Nei film precedenti di Brooks affiora un comico, a tratti cinico, divario tra uomo e donna. «La differenza tra i sessi è una meravigliosa fonte di svago, intrighi e amori. Niente divertiva mia madre, che era una persona affettuosa e intelligente, più delle sciocche azioni e ossessioni degli uomini attorno a lei, incluse quelle di mio padre, di cui peraltro era veramente innamorata. Quando mio padre faceva o diceva qualcosa di stupido, mia madre alzava semplicemente un sopracciglio e sorrideva. Ci volevano uomini molto sicuri di se stessi per calarsi nei ruoli maschili di Looking for Grace. Richard Roxburgh e Terry Norris lo sono e hanno un forte senso di autoironia. Non si sono spaventati delle parti che dovevano recitare, come molti attori che, presentatisi al provino, pretendevano di cambiare la sceneggiatura per rendersi più virili. Ci ho riso su. Per secoli l’universo femminile, anche quello cinematografico, è stato inventato dagli uomini. Se lo specchio si rovescia si sentono irrazionalmente minacciati».

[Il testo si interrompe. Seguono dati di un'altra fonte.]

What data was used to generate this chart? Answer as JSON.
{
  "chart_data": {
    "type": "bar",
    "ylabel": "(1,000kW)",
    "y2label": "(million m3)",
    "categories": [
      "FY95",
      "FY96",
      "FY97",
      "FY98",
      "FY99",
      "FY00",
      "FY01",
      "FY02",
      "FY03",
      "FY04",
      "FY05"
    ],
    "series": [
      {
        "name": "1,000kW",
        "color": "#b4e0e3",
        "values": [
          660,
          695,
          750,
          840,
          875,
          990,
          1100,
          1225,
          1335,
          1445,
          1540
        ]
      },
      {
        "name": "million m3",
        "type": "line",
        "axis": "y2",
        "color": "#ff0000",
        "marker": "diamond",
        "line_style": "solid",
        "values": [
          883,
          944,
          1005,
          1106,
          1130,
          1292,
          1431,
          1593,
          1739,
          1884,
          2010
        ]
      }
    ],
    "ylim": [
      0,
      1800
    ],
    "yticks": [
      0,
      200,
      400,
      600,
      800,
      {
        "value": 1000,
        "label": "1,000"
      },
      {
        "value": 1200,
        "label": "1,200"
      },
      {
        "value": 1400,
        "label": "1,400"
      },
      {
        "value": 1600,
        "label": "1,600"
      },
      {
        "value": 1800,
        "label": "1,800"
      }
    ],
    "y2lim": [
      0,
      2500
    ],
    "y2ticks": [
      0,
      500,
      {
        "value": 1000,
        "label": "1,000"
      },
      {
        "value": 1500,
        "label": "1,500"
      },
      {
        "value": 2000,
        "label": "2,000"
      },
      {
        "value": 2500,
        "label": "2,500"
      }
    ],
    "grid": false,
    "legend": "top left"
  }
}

Tutti cercano Grazia, la giovane protagonista, ma anche un momento di grazia. E per Sue Brooks cos’è la grazia? «Fare colazione al mattino con il sole sulla schiena e la luce che rimbalza sul nostro albero di mimosa o il gorgheggio di una gazza, la prima volta in estate che un’anatra si tuffa sotto l’onda del mare. E nella memoria: tenere la mia mano dentro quella di mia madre, mentre camminiamo al centro della strada nella piccola città in cui sono cresciuta. Nessuno in giro, solo noi».